When you think of the reasons relationships end what do you think of? Money? Arguments? Infidelity?
These are all good answers but the one underlying reason is simple: unmet expectations.
Unmet expectations are the expectations we have of our partner, typically unexpressed, that when left unmet leave us angry, sad, and sometimes feeling alone and in turn slowly destroy our relationships.
How often do you think I've had a long day and I wish my boyfriend would take care of dinner tonight? I'll be honest and say at least once every other week this goes through my head. But do I ask him to take care of dinner? No.
Then I get upset that he doesn’t help me enough or I say nothing and spend my night stressed out and agitated without ever telling him partner why I’m upset. And Inevitably I take my frustration out on him.
Why don’t we just ask our husbands, boyfriends, or partners to just help out the way we need them to? Are we not worthy of help? Do we feel like they shouldn’t have to help?

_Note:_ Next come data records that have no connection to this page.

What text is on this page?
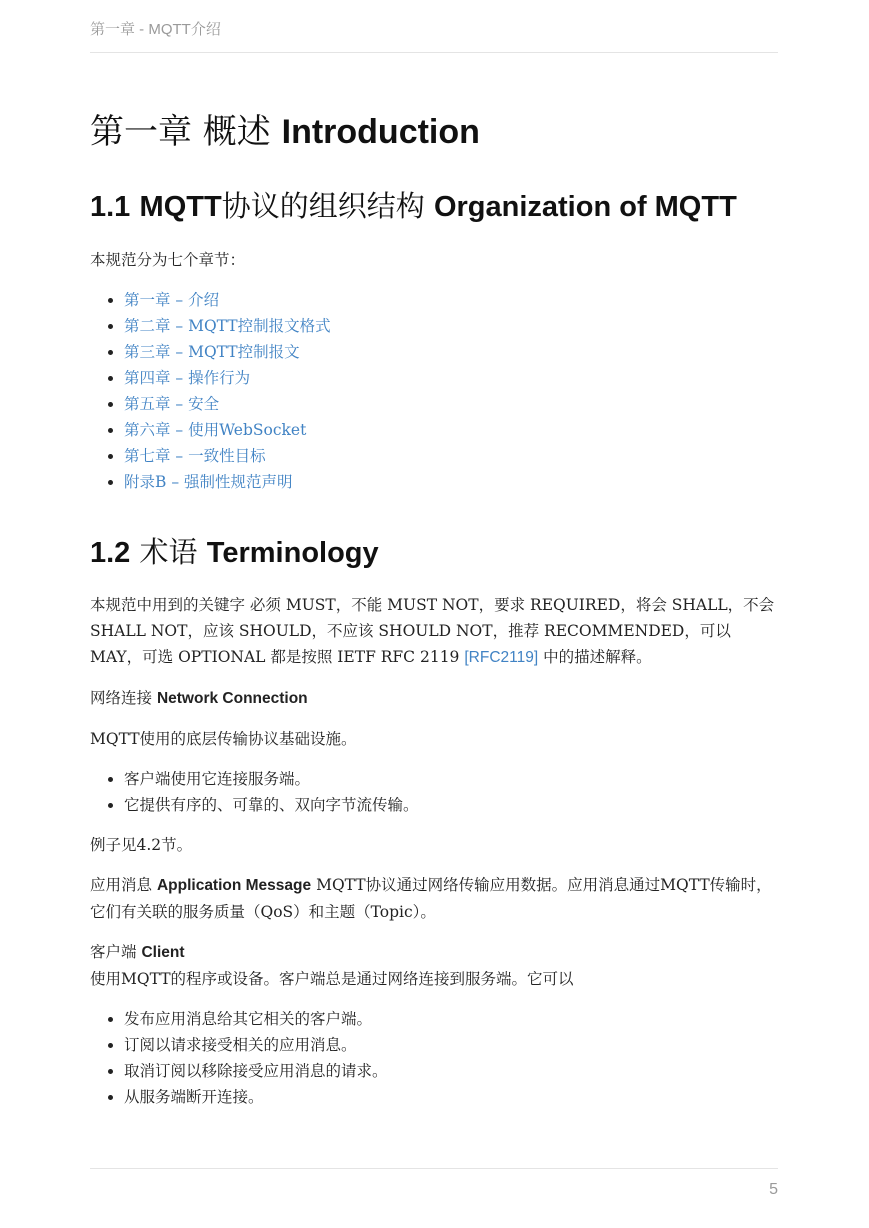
第一章 - MQTT介绍
第一章 概述 Introduction
1.1 MQTT协议的组织结构 Organization of MQTT

本规范分为七个章节：

• 第一章 – 介绍
• 第二章 – MQTT控制报文格式
• 第三章 – MQTT控制报文
• 第四章 – 操作行为
• 第五章 – 安全
• 第六章 – 使用WebSocket
• 第七章 – 一致性目标
• 附录B – 强制性规范声明
1.2 术语 Terminology

本规范中用到的关键字 必须 MUST，不能 MUST NOT，要求 REQUIRED，将会 SHALL，不会 SHALL NOT，应该 SHOULD，不应该 SHOULD NOT，推荐 RECOMMENDED，可以 MAY，可选 OPTIONAL 都是按照 IETF RFC 2119 [RFC2119] 中的描述解释。

网络连接 Network Connection

MQTT使用的底层传输协议基础设施。

• 客户端使用它连接服务端。
• 它提供有序的、可靠的、双向字节流传输。

例子见4.2节。

应用消息 Application Message MQTT协议通过网络传输应用数据。应用消息通过MQTT传输时，它们有关联的服务质量（QoS）和主题（Topic）。

客户端 Client
使用MQTT的程序或设备。客户端总是通过网络连接到服务端。它可以
• 发布应用消息给其它相关的客户端。
• 订阅以请求接受相关的应用消息。
• 取消订阅以移除接受应用消息的请求。
• 从服务端断开连接。
5
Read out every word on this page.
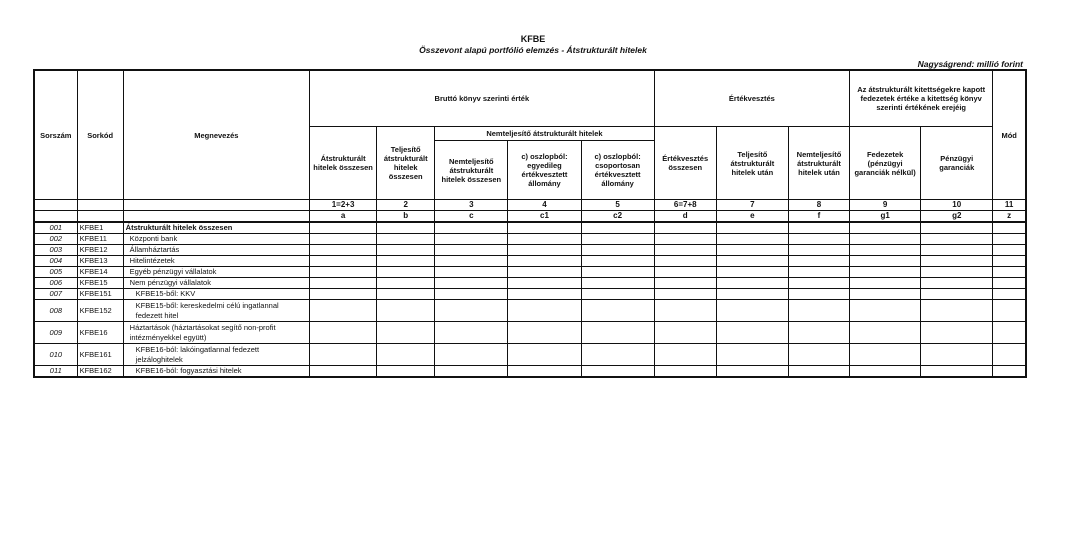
KFBE
Összevont alapú portfólió elemzés - Átstrukturált hitelek
Nagyságrend: millió forint
Sorszám	Sorkód	Megnevezés	Bruttó könyv szerinti érték					Értékvesztés			Az átstrukturált kitettségekre kapott fedezetek értéke a kitettség könyv szerinti értékének erejéig		Mód
			Átstrukturált hitelek összesen	Teljesítő átstrukturált hitelek összesen	Nemteljesítő átstrukturált hitelek			Értékvesztés összesen	Teljesítő átstrukturált hitelek után	Nemteljesítő átstrukturált hitelek után	Fedezetek (pénzügyi garanciák nélkül)	Pénzügyi garanciák	
					Nemteljesítő átstrukturált hitelek összesen	c) oszlopból: egyedileg értékvesztett állomány	c) oszlopból: csoportosan értékvesztett állomány						
			1=2+3	2	3	4	5	6=7+8	7	8	9	10	11
			a	b	c	c1	c2	d	e	f	g1	g2	z
001	KFBE1	Átstrukturált hitelek összesen											
002	KFBE11	Központi bank											
003	KFBE12	Államháztartás											
004	KFBE13	Hitelintézetek											
005	KFBE14	Egyéb pénzügyi vállalatok											
006	KFBE15	Nem pénzügyi vállalatok											
007	KFBE151	KFBE15-ből: KKV											
008	KFBE152	KFBE15-ből: kereskedelmi célú ingatlannal fedezett hitel											
009	KFBE16	Háztartások (háztartásokat segítő non-profit intézményekkel együtt)											
010	KFBE161	KFBE16-ból: lakóingatlannal fedezett jelzáloghitelek											
011	KFBE162	KFBE16-ból: fogyasztási hitelek											
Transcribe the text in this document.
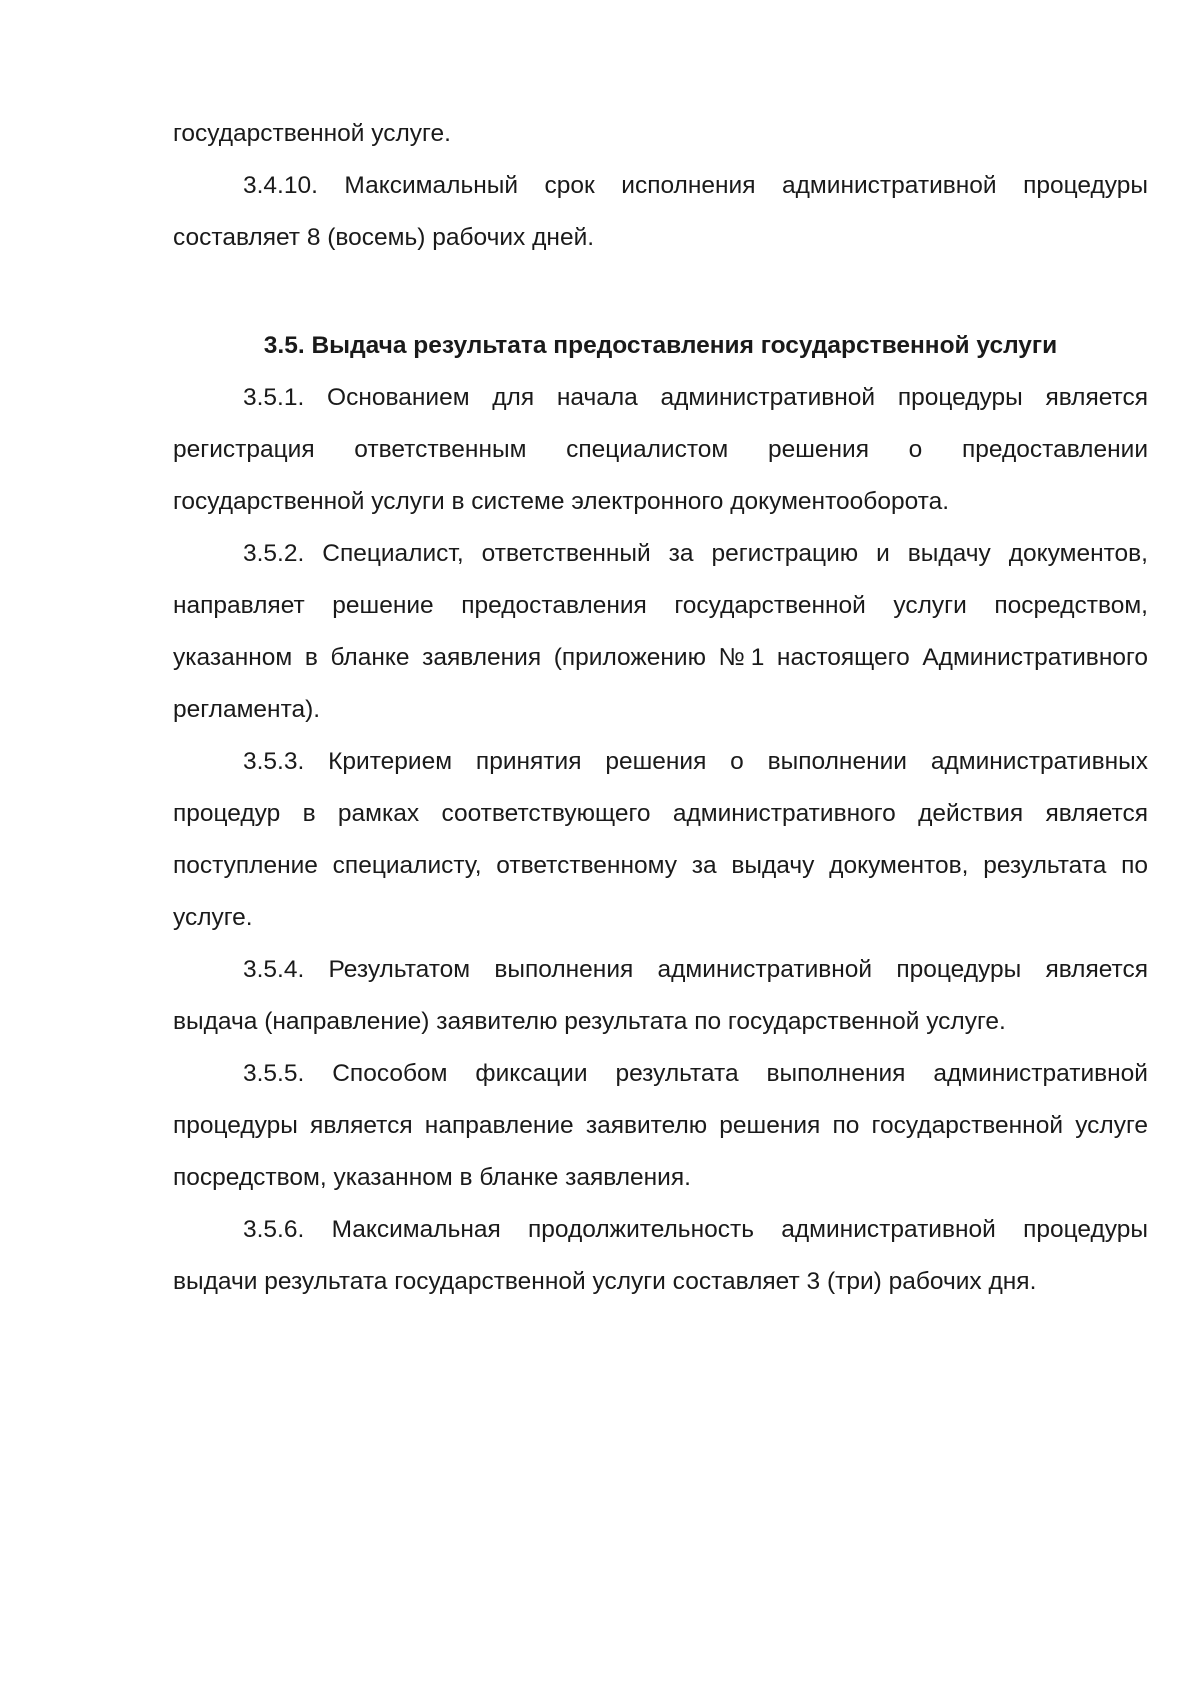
государственной услуге.

3.4.10. Максимальный срок исполнения административной процедуры составляет 8 (восемь) рабочих дней.

3.5. Выдача результата предоставления государственной услуги

3.5.1. Основанием для начала административной процедуры является регистрация ответственным специалистом решения о предоставлении государственной услуги в системе электронного документооборота.

3.5.2. Специалист, ответственный за регистрацию и выдачу документов, направляет решение предоставления государственной услуги посредством, указанном в бланке заявления (приложению №1 настоящего Административного регламента).

3.5.3. Критерием принятия решения о выполнении административных процедур в рамках соответствующего административного действия является поступление специалисту, ответственному за выдачу документов, результата по услуге.

3.5.4. Результатом выполнения административной процедуры является выдача (направление) заявителю результата по государственной услуге.

3.5.5. Способом фиксации результата выполнения административной процедуры является направление заявителю решения по государственной услуге посредством, указанном в бланке заявления.

3.5.6. Максимальная продолжительность административной процедуры выдачи результата государственной услуги составляет 3 (три) рабочих дня.
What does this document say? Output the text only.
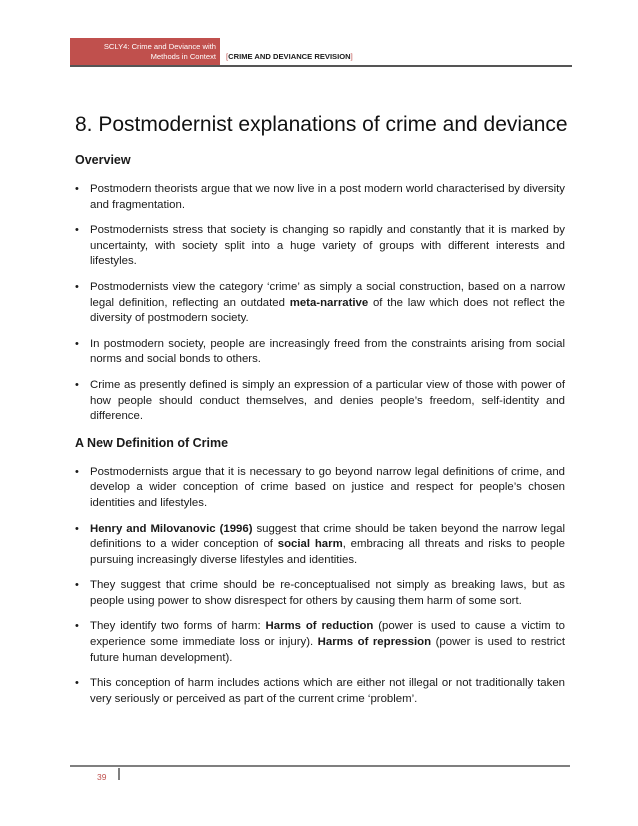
SCLY4: Crime and Deviance with
Methods in Context [CRIME AND DEVIANCE REVISION]
8. Postmodernist explanations of crime and deviance
Overview
• Postmodern theorists argue that we now live in a post modern world characterised by diversity and fragmentation.
• Postmodernists stress that society is changing so rapidly and constantly that it is marked by uncertainty, with society split into a huge variety of groups with different interests and lifestyles.
• Postmodernists view the category ‘crime’ as simply a social construction, based on a narrow legal definition, reflecting an outdated meta-narrative of the law which does not reflect the diversity of postmodern society.
• In postmodern society, people are increasingly freed from the constraints arising from social norms and social bonds to others.
• Crime as presently defined is simply an expression of a particular view of those with power of how people should conduct themselves, and denies people’s freedom, self-identity and difference.
A New Definition of Crime
• Postmodernists argue that it is necessary to go beyond narrow legal definitions of crime, and develop a wider conception of crime based on justice and respect for people’s chosen identities and lifestyles.
• Henry and Milovanovic (1996) suggest that crime should be taken beyond the narrow legal definitions to a wider conception of social harm, embracing all threats and risks to people pursuing increasingly diverse lifestyles and identities.
• They suggest that crime should be re-conceptualised not simply as breaking laws, but as people using power to show disrespect for others by causing them harm of some sort.
• They identify two forms of harm: Harms of reduction (power is used to cause a victim to experience some immediate loss or injury). Harms of repression (power is used to restrict future human development).
• This conception of harm includes actions which are either not illegal or not traditionally taken very seriously or perceived as part of the current crime ‘problem’.
39
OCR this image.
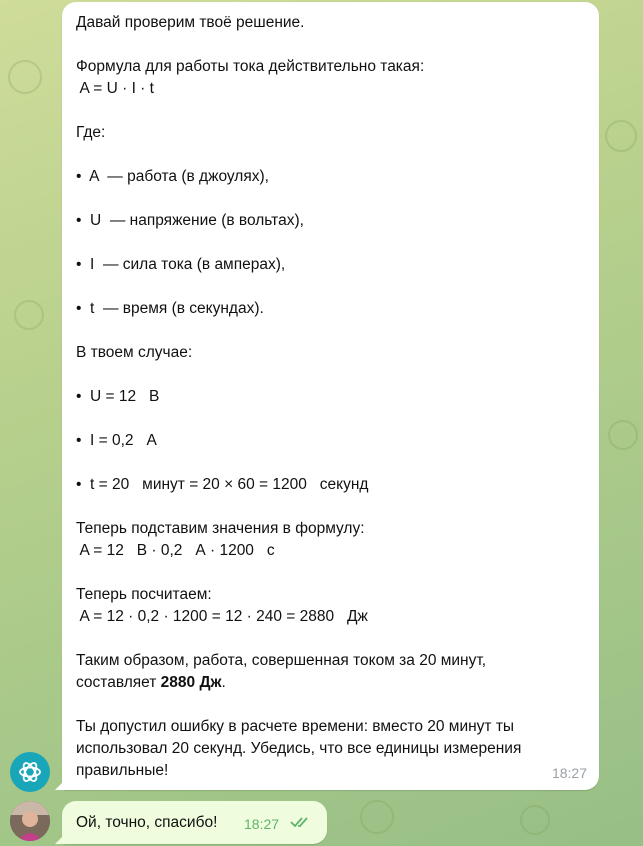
Давай проверим твоё решение.
Формула для работы тока действительно такая:
A = U · I · t
Где:
•  A  — работа (в джоулях),
•  U  — напряжение (в вольтах),
•  I  — сила тока (в амперах),
•  t  — время (в секундах).
В твоем случае:
•  U = 12   В
•  I = 0,2   А
•  t = 20   минут = 20 × 60 = 1200   секунд
Теперь подставим значения в формулу:
A = 12   В · 0,2   А · 1200   с
Теперь посчитаем:
A = 12 · 0,2 · 1200 = 12 · 240 = 2880   Дж
Таким образом, работа, совершенная током за 20 минут,
составляет 2880 Дж.
Ты допустил ошибку в расчете времени: вместо 20 минут ты
использовал 20 секунд. Убедись, что все единицы измерения
правильные!	18:27
Ой, точно, спасибо! 18:27
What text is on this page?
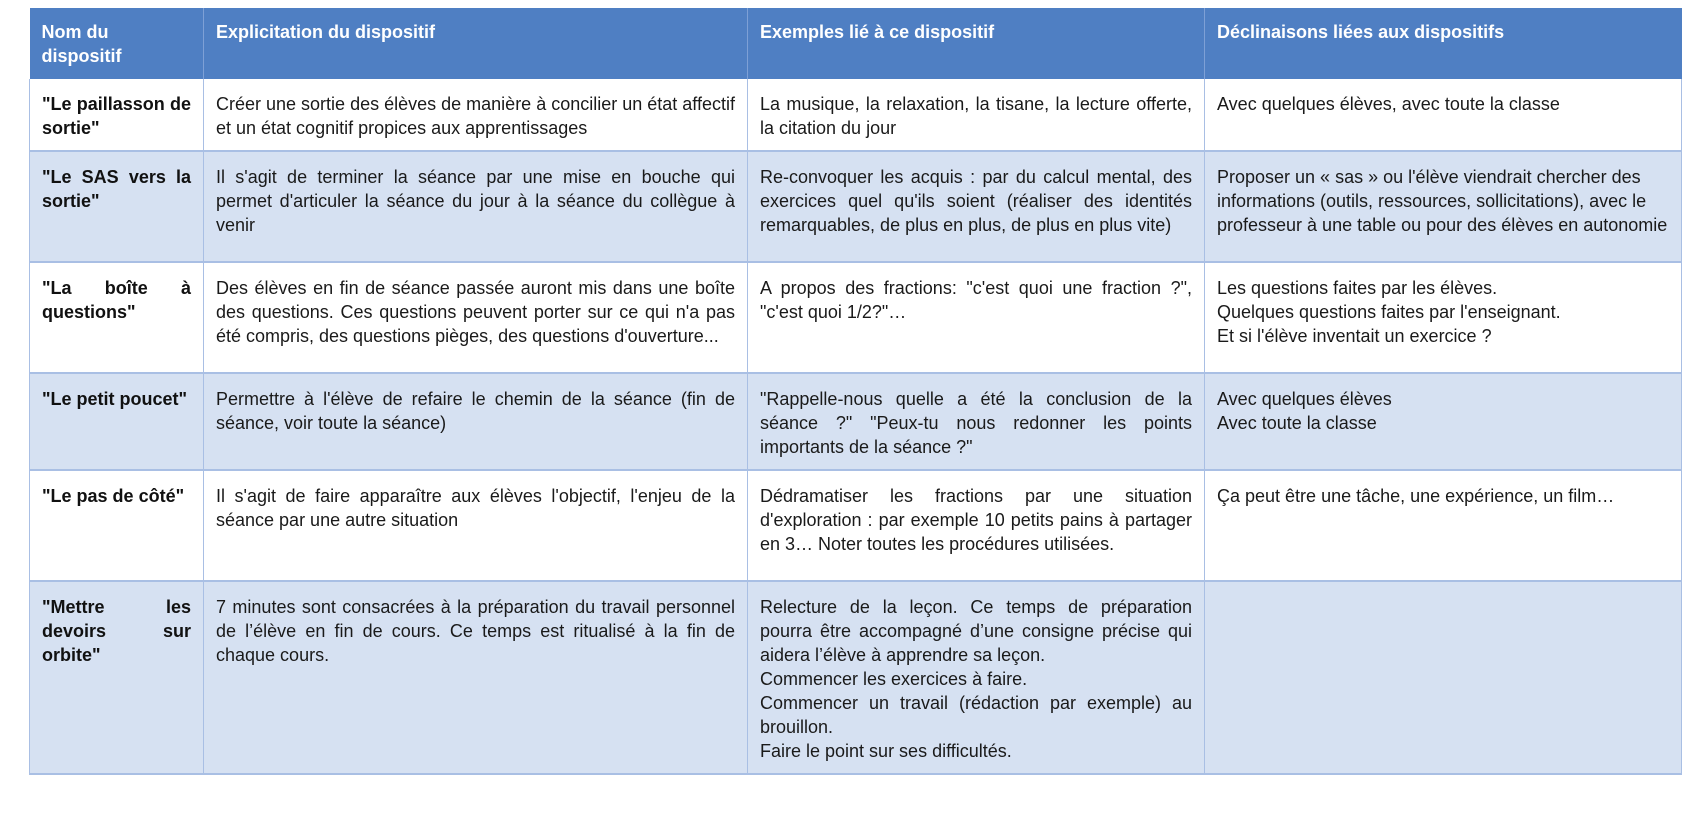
Nom du
dispositif	Explicitation du dispositif	Exemples lié à ce dispositif	Déclinaisons liées aux dispositifs
"Le paillasson de sortie"	Créer une sortie des élèves de manière à concilier un état affectif et un état cognitif propices aux apprentissages	La musique, la relaxation, la tisane, la lecture offerte, la citation du jour	Avec quelques élèves, avec toute la classe
"Le SAS vers la sortie"	Il s'agit de terminer la séance par une mise en bouche qui permet d'articuler la séance du jour à la séance du collègue à venir	Re-convoquer les acquis : par du calcul mental, des exercices quel qu'ils soient (réaliser des identités remarquables, de plus en plus, de plus en plus vite)	Proposer un « sas » ou l'élève viendrait chercher des informations (outils, ressources, sollicitations), avec le professeur à une table ou pour des élèves en autonomie
"La boîte à questions"	Des élèves en fin de séance passée auront mis dans une boîte des questions. Ces questions peuvent porter sur ce qui n'a pas été compris, des questions pièges, des questions d'ouverture...	A propos des fractions: "c'est quoi une fraction ?", "c'est quoi 1/2?"…	Les questions faites par les élèves.
Quelques questions faites par l'enseignant.
Et si l'élève inventait un exercice ?
"Le petit poucet"	Permettre à l'élève de refaire le chemin de la séance (fin de séance, voir toute la séance)	"Rappelle-nous quelle a été la conclusion de la séance ?" "Peux-tu nous redonner les points importants de la séance ?"	Avec quelques élèves
Avec toute la classe
"Le pas de côté"	Il s'agit de faire apparaître aux élèves l'objectif, l'enjeu de la séance par une autre situation	Dédramatiser les fractions par une situation d'exploration : par exemple 10 petits pains à partager en 3… Noter toutes les procédures utilisées.	Ça peut être une tâche, une expérience, un film…
"Mettre les devoirs sur orbite"	7 minutes sont consacrées à la préparation du travail personnel de l’élève en fin de cours. Ce temps est ritualisé à la fin de chaque cours.	Relecture de la leçon. Ce temps de préparation pourra être accompagné d’une consigne précise qui aidera l’élève à apprendre sa leçon.
Commencer les exercices à faire.
Commencer un travail (rédaction par exemple) au brouillon.
Faire le point sur ses difficultés.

Or maybe you think well he’s had a long day too, he may need to relax.
I am VERY guilty of that last one. I don’t ask for help because I know my partner has had a long day too. He works hard everyday in the heat and the cold and I have an office job. My day is a lot “easier” than his so I should just suck it up and do whatever it is that needs done.
Wrong.
It IS okay to ask for help. It IS okay to express to your partner the things you need. Maybe he doesn’t feel up to it every day but if he at least knows what it takes to help you out he’s more likely to do it.
My boyfriend is truly amazing and will typically help me out with anything if I need it, but he has to know what I need. No, he doesn’t do EVERYTHING I ask him to do, but even a little help goes a long way. And we are SO MUCH HAPPIER.
Save yourself the frustration. Save yourself the nights where you’re mad at him for not “helping enough” or “not paying enough attention to what you want or need.”
Talk to him! Tell him your expectations and work to find a balance.
Men love to solve problems. It’s what they do. So, let him solve yours now and then. But the kicker here, he has to KNOW what it is. He is not a mind reader.
Stop going to bed mad over things he knows nothing about. Stop holding grudges. Stop keeping score of how many times he doesn’t live up to your expectations.
Save your relationship. Tell him you love him. Show him you care. And tell him what you need from him so he can show you love the way you need to be shown it.